People tell me I’ll have consolation from the memories of our great life together: travel to nearly 50 countries, remarkable adventures, shared interests in the arts, history, politics and more.
No. My memories are of the devastation of his body and mind. I am in anguish over these memories, which crowd out nearly all else.
The psychological stress that I had carried with me for those years began to affect me physically as well. I developed an irregular heartbeat, undoubtedly caused, my doctor said, by stress.
My husband was doubly devastated by the cancer: by the way it was attacking him, and by the way he saw it attacking me … both of us vulnerable in body and soul, most horrifically during the last weeks of his life.
I am the founder and executive director of World Without Genocide, a human rights organization. We support the integrity, dignity, and the right of people to have bodily autonomy.
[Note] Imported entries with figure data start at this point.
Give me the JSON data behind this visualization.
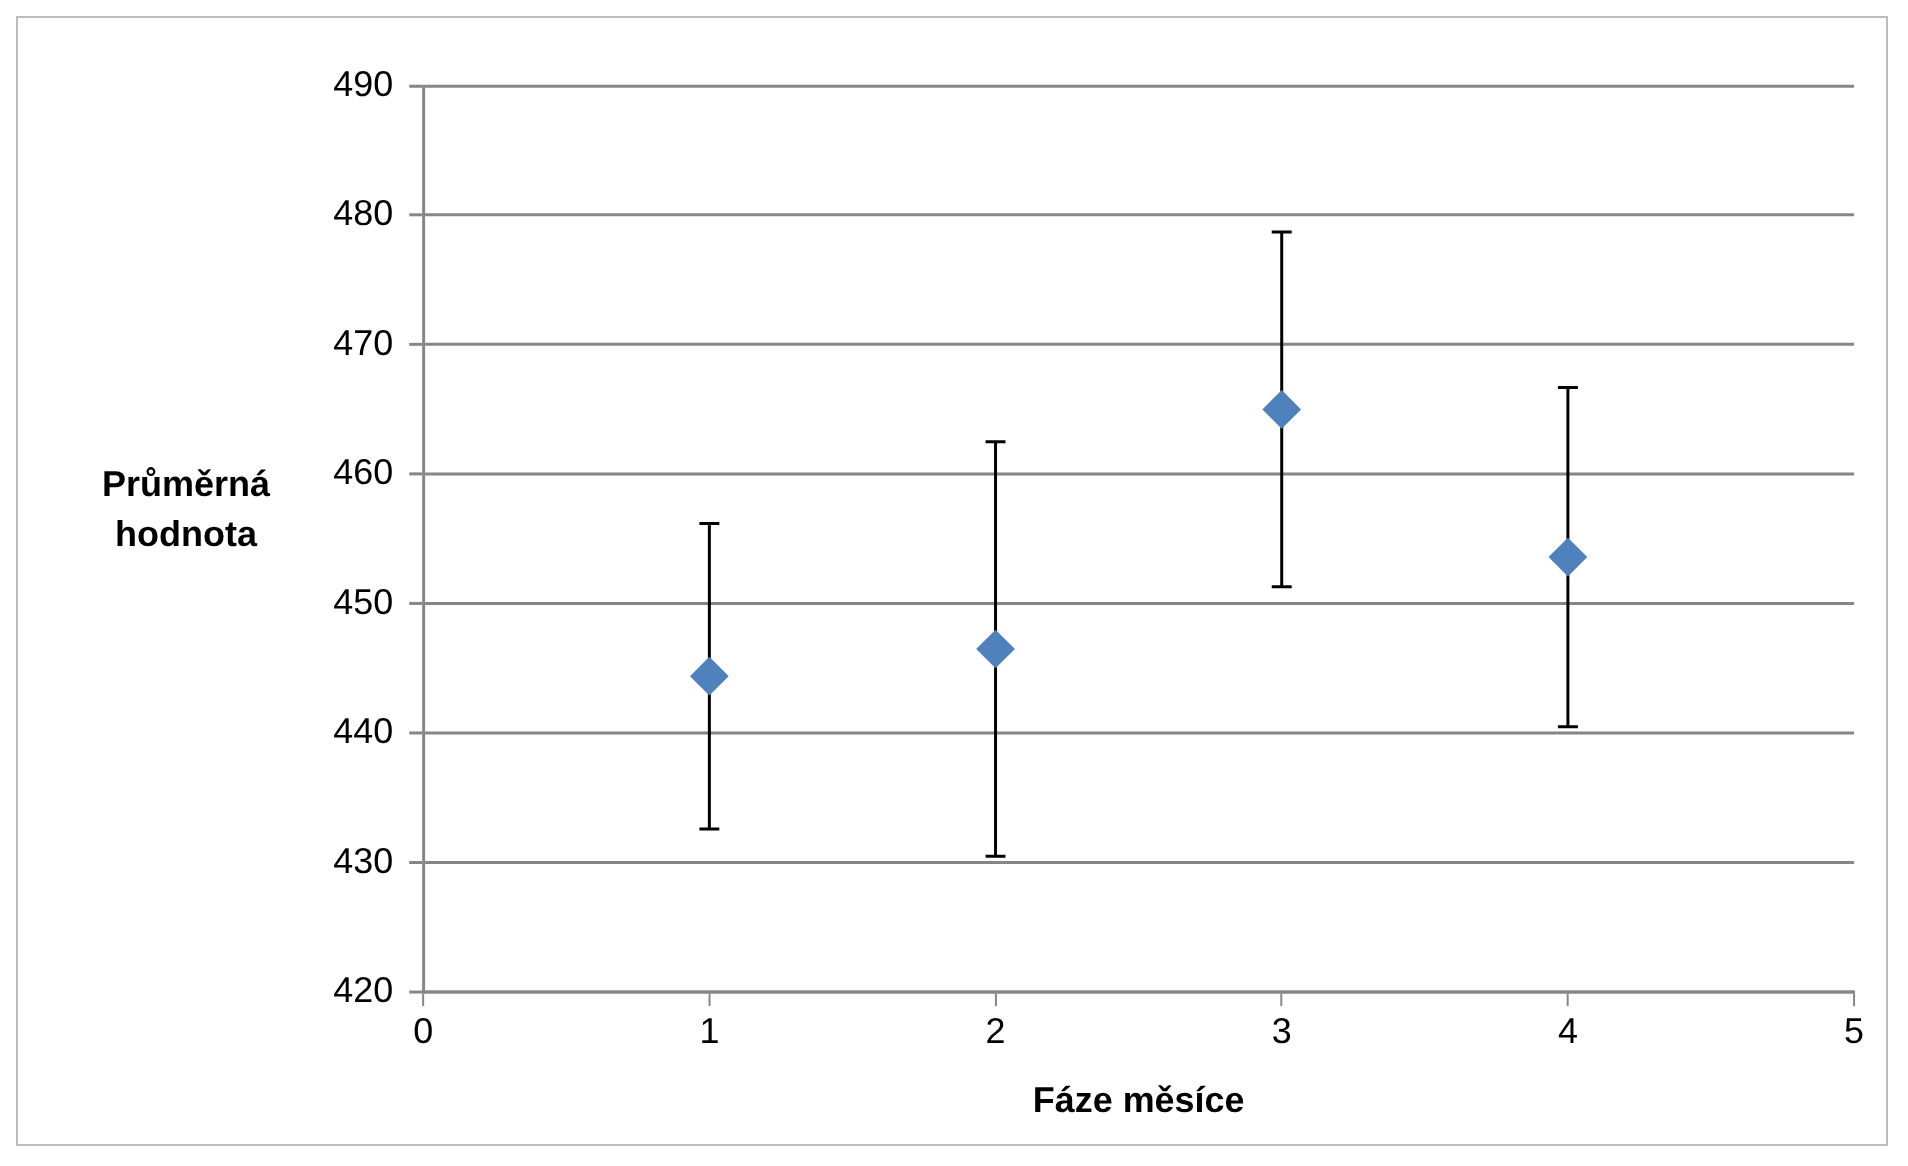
{
  "chart_data": {
    "type": "scatter",
    "xlabel": "Fáze měsíce",
    "ylabel": "Průměrná hodnota",
    "x": [
      1,
      2,
      3,
      4
    ],
    "series": [
      {
        "color": "#4f81bd",
        "values": [
          444.4,
          446.5,
          465.0,
          453.6
        ],
        "errors": [
          11.8,
          16,
          13.7,
          13.1
        ]
      }
    ],
    "xlim": [
      0,
      5
    ],
    "xticks": [
      0,
      1,
      2,
      3,
      4,
      5
    ],
    "ylim": [
      420,
      490
    ],
    "yticks": [
      420,
      430,
      440,
      450,
      460,
      470,
      480,
      490
    ],
    "grid": "y",
    "legend": false,
    "marker": "diamond"
  }
}
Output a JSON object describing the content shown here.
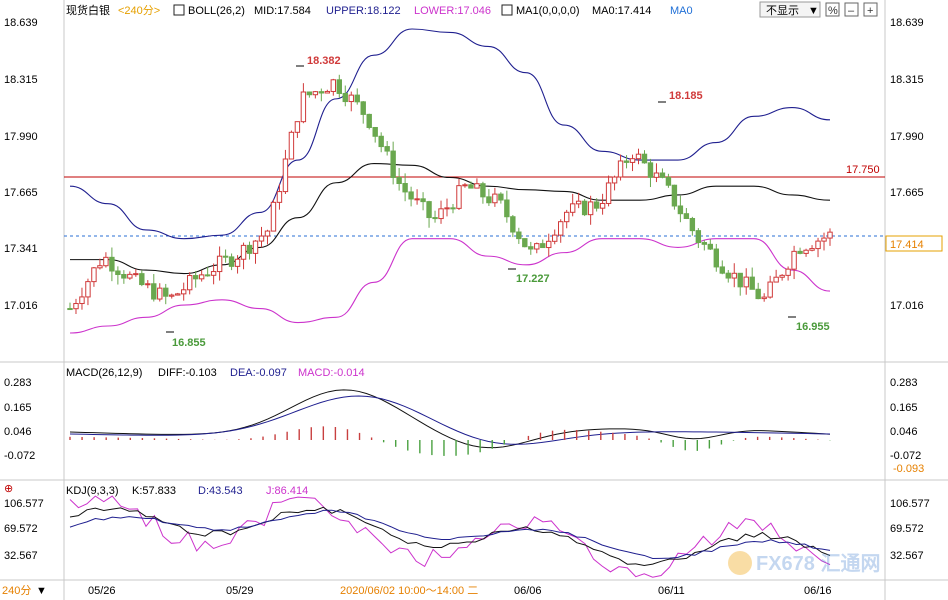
{
  "header": {
    "symbol": "现货白银",
    "period": "<240分>",
    "boll_title": "BOLL(26,2)",
    "boll_mid": "MID:17.584",
    "boll_upper": "UPPER:18.122",
    "boll_lower": "LOWER:17.046",
    "ma_title": "MA1(0,0,0,0)",
    "ma0_value": "MA0:17.414",
    "ma0_label": "MA0",
    "dropdown_label": "不显示"
  },
  "main_axis": {
    "ticks": [
      "18.639",
      "18.315",
      "17.990",
      "17.665",
      "17.341",
      "17.016"
    ],
    "current_price": "17.414",
    "hline_value": "17.750",
    "annotations": {
      "high1": "18.382",
      "high2": "18.185",
      "low1": "16.855",
      "low2": "17.227",
      "low3": "16.955"
    }
  },
  "macd": {
    "title": "MACD(26,12,9)",
    "diff": "DIFF:-0.103",
    "dea": "DEA:-0.097",
    "macd": "MACD:-0.014",
    "ticks": [
      "0.283",
      "0.165",
      "0.046",
      "-0.072"
    ],
    "current": "-0.093"
  },
  "kdj": {
    "title": "KDJ(9,3,3)",
    "k": "K:57.833",
    "d": "D:43.543",
    "j": "J:86.414",
    "ticks": [
      "106.577",
      "69.572",
      "32.567"
    ],
    "current": "32.567"
  },
  "xaxis": {
    "period_label": "240分",
    "dates": [
      "05/26",
      "05/29",
      "06/06",
      "06/11",
      "06/16"
    ],
    "crosshair_text": "2020/06/02 10:00～14:00 二"
  },
  "watermark": "FX678 汇通网",
  "colors": {
    "up": "#d03a3a",
    "down": "#6aa84f",
    "boll_band": "#1f1f8f",
    "boll_lower": "#cc33cc",
    "mid": "#111111",
    "hline": "#c00000",
    "dashed": "#2a6fd6",
    "purple": "#8a2be2",
    "macd_pos": "#c84040",
    "macd_neg": "#4aa040"
  },
  "chart_data": {
    "type": "candlestick",
    "title": "现货白银 <240分>",
    "y_range": [
      16.86,
      18.64
    ],
    "series": [
      {
        "name": "UPPER",
        "values": [
          17.7,
          17.6,
          17.45,
          17.4,
          17.42,
          17.55,
          17.85,
          18.2,
          18.45,
          18.6,
          18.58,
          18.5,
          18.35,
          18.05,
          17.9,
          17.85,
          17.85,
          17.95,
          18.1,
          18.15,
          18.08
        ]
      },
      {
        "name": "MID",
        "values": [
          17.28,
          17.28,
          17.22,
          17.2,
          17.25,
          17.35,
          17.52,
          17.72,
          17.83,
          17.82,
          17.75,
          17.7,
          17.68,
          17.67,
          17.62,
          17.62,
          17.65,
          17.7,
          17.7,
          17.65,
          17.62
        ]
      },
      {
        "name": "LOWER",
        "values": [
          16.86,
          16.9,
          16.95,
          17.02,
          17.05,
          17.0,
          16.92,
          16.95,
          17.15,
          17.4,
          17.4,
          17.3,
          17.25,
          17.32,
          17.4,
          17.4,
          17.35,
          17.4,
          17.4,
          17.22,
          17.1
        ]
      }
    ],
    "annotations": [
      {
        "label": "18.382",
        "type": "high"
      },
      {
        "label": "18.185",
        "type": "high"
      },
      {
        "label": "16.855",
        "type": "low"
      },
      {
        "label": "17.227",
        "type": "low"
      },
      {
        "label": "16.955",
        "type": "low"
      }
    ],
    "hline": 17.75,
    "current": 17.414
  }
}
My husband lost that right.
We support the End of Life Option Act in Minnesota (SF 1813/HF 1930). If passed, this would allow a terminally ill, mentally capable adult with a prognosis of six months or less to live, to request, obtain, and to take medication — should they choose — to die peacefully in their sleep if their suffering becomes unbearable. This is what my husband wanted.
He didn’t have that choice. Please advocate for that choice. Dignity is our human right.
Ellen J. Kennedy, Ph.D., is the executive director of World Without Genocide at Mitchell Hamline School of Law, an adjunct professor of law.